Предоставив Бартону, Ариано и Рашту загружать транспорт, трое прибывших пошли по пандусу в галерею, опоясывающую зал. К ней крепились стандартные каютные модули, ящики для оборудования, панели управления. В глубокой яме под стеклянной сферой урчали генераторы, по полу вились кабели, словно одетые изоляцией щупальца.
Верити вдруг поняла, что все находящееся здесь прибыло по тоннелю, даже сама инерционная сфера. Да уж, первые путешествия были очень веселыми. А может, и летальными.
– Давай-ка ты освежишься, – предложила Скелсгард, подведя Верити к модулю. – Там душевая, туалет и гардероб, полный туземной одежды. Выбирай что хочешь, но помни: ты должна чувствовать себя удобно и уверенно.
– Удобно и уверенно я себя чувствую в том, что на мне сейчас.
– На улицах Парижа будешь выглядеть пугалом. Главное для агента – быть как все. Малейшая странность, и Бланшар может передумать насчет коробки.
Ожье приняла душ, смыла затхлый запашок транспорта. Ощущала себя удивительно бодрой. В прошедшие тридцать часов спала лишь урывками, но новизна впечатлений и незнакомая обстановка помогали отогнать сонливость.
Как и сказала Маурия, гардероб состоял из вещей того же периода, что и уже виденные артефакты с Земли-2. Примеряя одежду в различных сочетаниях, Верити невольно вспомнила нелепую костюмированную вечеринку, посещенную на борту «Твентис сенчери лимитед» в тщетной попытке разогнать скуку. Тут, по крайней мере, все вещи гарантированно из одного периода, хотя никакой уверенности, что ты совмещаешь их правильным образом. Все оказалось куда хитрей, чем полагала Ожье. В последнее время мода Заросли тяготела к удобству и практичности, и Верити не привыкла к платьям и юбкам, чулкам и туфлям на каблуке. Даже на официальных приемах, когда все норовили приодеться, она из принципа появлялась в запятнанном рабочем комбинезоне. Теперь же ей предстояло побывать в середине двадцатого века, а женщины в ту пору и брюки-то носили нечасто.

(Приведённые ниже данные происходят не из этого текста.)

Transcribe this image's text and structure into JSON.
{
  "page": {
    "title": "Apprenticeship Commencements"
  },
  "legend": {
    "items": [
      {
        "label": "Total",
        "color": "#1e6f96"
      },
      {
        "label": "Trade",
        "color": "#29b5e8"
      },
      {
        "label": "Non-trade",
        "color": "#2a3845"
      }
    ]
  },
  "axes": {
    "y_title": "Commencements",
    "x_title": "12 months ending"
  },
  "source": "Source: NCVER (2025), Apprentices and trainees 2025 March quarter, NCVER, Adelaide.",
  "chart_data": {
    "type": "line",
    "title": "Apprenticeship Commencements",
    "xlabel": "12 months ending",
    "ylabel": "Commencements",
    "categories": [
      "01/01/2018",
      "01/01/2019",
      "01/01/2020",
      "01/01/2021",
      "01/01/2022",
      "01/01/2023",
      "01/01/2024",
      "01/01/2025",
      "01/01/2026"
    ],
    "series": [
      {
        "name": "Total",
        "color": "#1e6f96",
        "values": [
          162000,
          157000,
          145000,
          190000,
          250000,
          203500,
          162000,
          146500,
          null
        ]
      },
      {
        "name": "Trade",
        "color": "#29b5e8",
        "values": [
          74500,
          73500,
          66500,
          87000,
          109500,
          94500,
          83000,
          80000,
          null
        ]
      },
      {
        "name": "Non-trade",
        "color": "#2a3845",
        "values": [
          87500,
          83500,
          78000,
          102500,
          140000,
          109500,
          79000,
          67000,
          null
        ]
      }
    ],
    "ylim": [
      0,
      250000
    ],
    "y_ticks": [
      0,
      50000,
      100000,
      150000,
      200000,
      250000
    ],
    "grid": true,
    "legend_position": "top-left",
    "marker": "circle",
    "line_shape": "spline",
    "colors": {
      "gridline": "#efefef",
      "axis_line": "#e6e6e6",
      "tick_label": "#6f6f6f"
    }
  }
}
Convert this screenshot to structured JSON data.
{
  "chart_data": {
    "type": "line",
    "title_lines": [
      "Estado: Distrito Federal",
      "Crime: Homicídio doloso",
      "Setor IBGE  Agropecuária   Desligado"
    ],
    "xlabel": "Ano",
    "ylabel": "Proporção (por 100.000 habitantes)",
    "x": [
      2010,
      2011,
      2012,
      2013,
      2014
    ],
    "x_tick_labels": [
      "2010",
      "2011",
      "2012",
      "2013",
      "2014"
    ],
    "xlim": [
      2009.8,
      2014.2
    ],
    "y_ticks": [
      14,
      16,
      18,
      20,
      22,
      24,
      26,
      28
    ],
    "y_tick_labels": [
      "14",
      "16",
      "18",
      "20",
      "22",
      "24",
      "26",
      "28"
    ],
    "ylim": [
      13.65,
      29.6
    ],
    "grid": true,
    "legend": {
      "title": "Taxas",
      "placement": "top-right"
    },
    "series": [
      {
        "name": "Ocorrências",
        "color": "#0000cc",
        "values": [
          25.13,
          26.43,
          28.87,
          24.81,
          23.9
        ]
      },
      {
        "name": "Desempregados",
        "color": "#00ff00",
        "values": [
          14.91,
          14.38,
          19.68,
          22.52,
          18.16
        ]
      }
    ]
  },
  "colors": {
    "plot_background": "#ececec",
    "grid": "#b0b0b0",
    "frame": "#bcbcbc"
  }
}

Понадобилось полчаса, чтобы выбрать не слишком уж несуразное сочетание вещей, а главное, позволяющее ходить, не выглядя пьяным. Она взяла туфли с самой плоской подошвой – но и у них каблук оказался выше, чем хотелось бы. К ним черные чулки, синюю в серебристую полоску юбку до колена, не слишком стесняющую движения, бледно-голубую блузку и жакет из той же материи, что и юбка. Покопавшись в темных углах шкафа, Верити нашла подходящую шляпку. Затем поддернула там, поправила сям. Встала перед зеркалом, пытаясь увидеть себя безымянной женщиной из прошлого, а не Верити Ожье в карнавальном наряде. Важно понять, насколько выделяешься из общего фона, представить себя на заднем плане фотографии того периода и прикинуть, обратила бы сама внимание на такой типаж?
Трудно сказать. Наверное, вид не столь уж несуразен, но никакой уверенности, что сможешь раствориться в толпе.
– Ты готова? – позвала снаружи Скелсгард.
Верити пожала плечами и вышла. К ее удивлению, Маурия тоже надела вещи двадцатого века. И сидели они на ней не хуже.
– Ну и как? – спросила Верити, элегантно повернувшись кругом.
– Сойдет, – одобрила Скелсгарл, наклонив голову и рассмотрев. – Главное, не слишком комплексовать по поводу одежды. Держись уверенно, будто здесь твое законное место, и никому не бросишься в глаза. Кстати, ты проголодалась?
В рейсе Верити погрызла сухой паек, но невесомость не прибавляет аппетита.
– Слегка, – ответила Ожье.
– Бартон нам кое-что приготовил. Пока будем жевать, обговорим все прочее, что тебе нужно знать. Но перед тем надо тебя провести через цензор.
– Я как раз гадала: когда же наконец?